In any event, Spidey and pals go to Venice for some kind of class trip where Sam Jackson hands him a pair of Iron Man's special glasses which gives him total control over Iron Man's AI and all Iron Man stuff or whatever out there. And we're now getting to the part where Mary should really have a rethink about relying on superheroes because Peter Parker, despite having saved the planet numerous times, has impostor syndrome - don’t feel bad, Oprah had it too! - which manifests as not only believing the world would be better served with Jake Gyllenhaal having the glasses but also with being incapable of asking Zendaya out for a date, i.e. he's the same sort of defanged non-toxic mmmmm yummy scrummy, edible and yet incredibly pasty White male of the type that made Leo a megastar back in the Titanic days and which, apparently given the boxoffice of the Spidey movies, is still a desired archetype a quarter-century or so later.
This unbelievable amount of gibberish basically results in two very exciting events which I can't even bear to call spoilers: (1) Zendaya will SO GO OUT with Spidey and (2) Zendaya knows he's Spidey and why is he still hiding it? Why is it still a thing? Hiding his identity at this point, i.e. the one where everyone of any meaning in his life knows who he is, has the same ring of false modesty of a karaoke-r who comes across a piano at a dinner party and is “forced” to play and sing their quote unquote unplugged rendition of Uptown Funk.
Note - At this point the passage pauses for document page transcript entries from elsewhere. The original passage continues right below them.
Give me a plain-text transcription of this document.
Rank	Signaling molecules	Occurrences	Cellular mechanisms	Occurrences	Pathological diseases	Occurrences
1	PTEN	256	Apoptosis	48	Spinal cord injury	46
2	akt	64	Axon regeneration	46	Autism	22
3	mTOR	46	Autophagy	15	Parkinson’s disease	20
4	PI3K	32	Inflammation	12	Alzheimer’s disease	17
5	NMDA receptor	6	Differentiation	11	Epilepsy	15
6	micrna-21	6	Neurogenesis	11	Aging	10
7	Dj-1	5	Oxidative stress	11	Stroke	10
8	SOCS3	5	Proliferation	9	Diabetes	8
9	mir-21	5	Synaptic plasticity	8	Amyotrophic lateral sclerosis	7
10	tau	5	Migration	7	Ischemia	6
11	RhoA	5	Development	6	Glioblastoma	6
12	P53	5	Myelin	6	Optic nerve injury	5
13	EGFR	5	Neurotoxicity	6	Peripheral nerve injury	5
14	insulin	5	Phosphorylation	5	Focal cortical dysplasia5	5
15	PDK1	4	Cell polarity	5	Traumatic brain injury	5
Without going into the details of the why and how for spoiler reasons, the movie, after decades of dialogue during which no one seemed to age but me, eventually arrived at the part I liked which was basically a lot of explosions and that weird hand-to-hand combat thing these movies always seem to come down to no matter how many powers people have. And of course, because we're culturally stuck in the '50s, Zendaya is essentially reduced to a damsel in distress to be saved by heroic White male which feels like a step backwards, not just because it is, but because in the Rocky & Bullwinkle cartoon reference to Little Nell tied to the train tracks (the progenitor of all televised/streamed/filmed distressed damsels), at least a few non-Whites were involved in her rescue though admittedly one was a moose and the other a raccoon but still...
I will note (or re-note in a way (I think - I'm too lazy to read my own prior reviews)) that Spidey's powers, if they were anything other than totally generic beyond shooting webbing out of his wrists, are literally at this point completely interchangeable with, well pick anyone from the Marvel Universe - he’s suited, punch-y, and Parkouring all over the place just like the rest of them - and I will ask either for the first time or once again (see laziness above): what exactly is Spiderman or Spider-Man? By which I mean Iron Man has his, well vibranium fine, Ironish suit, and the rest of them just seem basically iterations of the same kind of suit and power, but with Spidey, there's a spider reference. Surely someone would think to make use of that beyond the iconic trapezey webbing, right? Why do all the superheroes do everything the exact same way but with different costumes and different White males? And how come Scarjo's Black Widow's not a spider?
Whatever, maybe I just need to go far from home (read: the other side of my couch) to find out.